🧧
Wat Confucius zei:
Iedereen die kan leiden en besturen vanuit een plek van deugdzaamheid kan vergeleken worden met de Noordster die zijn plaats behoudt en naar wie alle andere sterren keren.
子曰
為政以德,
譬如北辰,
居其所而眾星共之。
🧧
Wat Confucius zei:
In het Boek der Liederen staan driehonderd gedichten, maar ze kunnen allemaal als volgt worden samengevat.
Sta jezelf niet toe verdorven gedachten te hebben.
子曰
詩三百,
一言以蔽之,
曰思無邪。
🧧
Wat Confucius nog zei:
Als de wet alleen maar wordt nageleefd omdat er wordt gestraft, dan is de wet naleven niets anders dan het ontwijken van straffen.
Op die manier is er geen plichtsgevoel.
Maar als de wet wordt nagestreefd omdat men er de deugd van inziet en iedereen zich kan vinden in de regels van fatsoen, dan komt er een gevoel van plichtsbesef.
Ondertussen maakt dit de mensen ook goedhartig.
子曰
道之以政,
齊之以刑,
民免而無恥;
道之以德,
齊之以禮,
有恥且格。
🧧
Wat Confucius zei:
Op vijftien jaar dacht ik aan niets anders dan studeren.
Toen ik dertig werd, stond ik sterk in wat ik geleerd had.
Op de leeftijd van veertig had ik geen twijfels meer.
Wanneer ik vijftig werd, kreeg ik voeling met de Hemel.
Op zestig was mijn oor alleen gehoorzaam voor de waarheid.

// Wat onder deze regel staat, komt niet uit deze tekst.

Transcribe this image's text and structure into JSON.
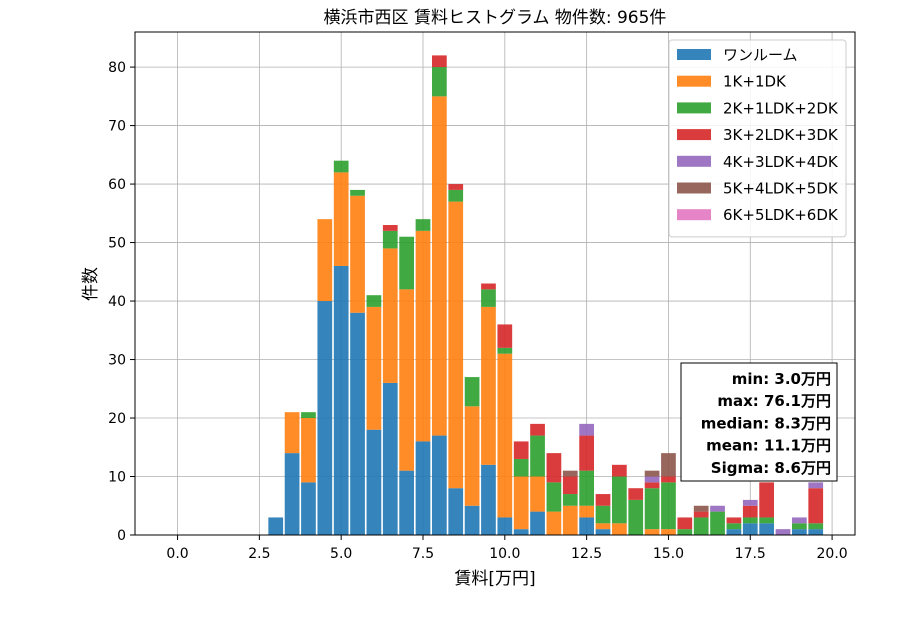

En tegen de leeftijd van zeventig was ik in staat te volgen wat mijn hart begeerde, zonder van mijn pad af te dwalen.
子曰
吾十有五而志于學,
三十而立,
四十而不惑,
五十而知天命,
六十而耳順,
七十而從心所欲,
不踰矩。
🧧
Een andere filosoof vroeg eens wat respect voor de ouders eigenlijk betekent.
Wat Confucius zei was:
Niet ongehoorzaam zijn.
Niet lang erna reed Confucius weg en sprak hij tot de bestuurder:
Iemand vroeg mij wat de plichten zijn van een kind tegenover zijn ouders en ik zei simpelweg ‘niet ongehoorzaam zijn.’
De bestuurder zei:
Ja, maar wat bedoel je daarmee?
Confucius antwoordde:
Wanneer uw ouders leven, ze zo fatsoenlijk mogelijk proberen van dienst te zijn; en wanneer ze er niet meer zijn, ze zo fatsoenlijk mogelijk begraven.
Daarna zo fatsoenlijk mogelijk blijven eren en herdenken.
孟懿子問孝。
子曰:
無違。
樊遲御,
子告之曰:
孟孫問孝於我,
我對曰無違。
樊遲曰
何謂也?
子曰
生事之以禮;
死葬之以禮,
祭之以禮。
🧧
Ook een andere filosoof vroeg wat de plichten zijn als zoon of dochter.
Wat Confucius zei:
Ouders zitten ermee in als hun kinderen ziek zijn.
孟武伯問孝。
子曰
父母唯其疾之憂。
🧧
Nog een filosoof vroeg wat mensen voor hun ouders zouden moeten doen.
Wat Confucius zei:
Tegenwoordig betekent dit alleen maar uw ouders steunen.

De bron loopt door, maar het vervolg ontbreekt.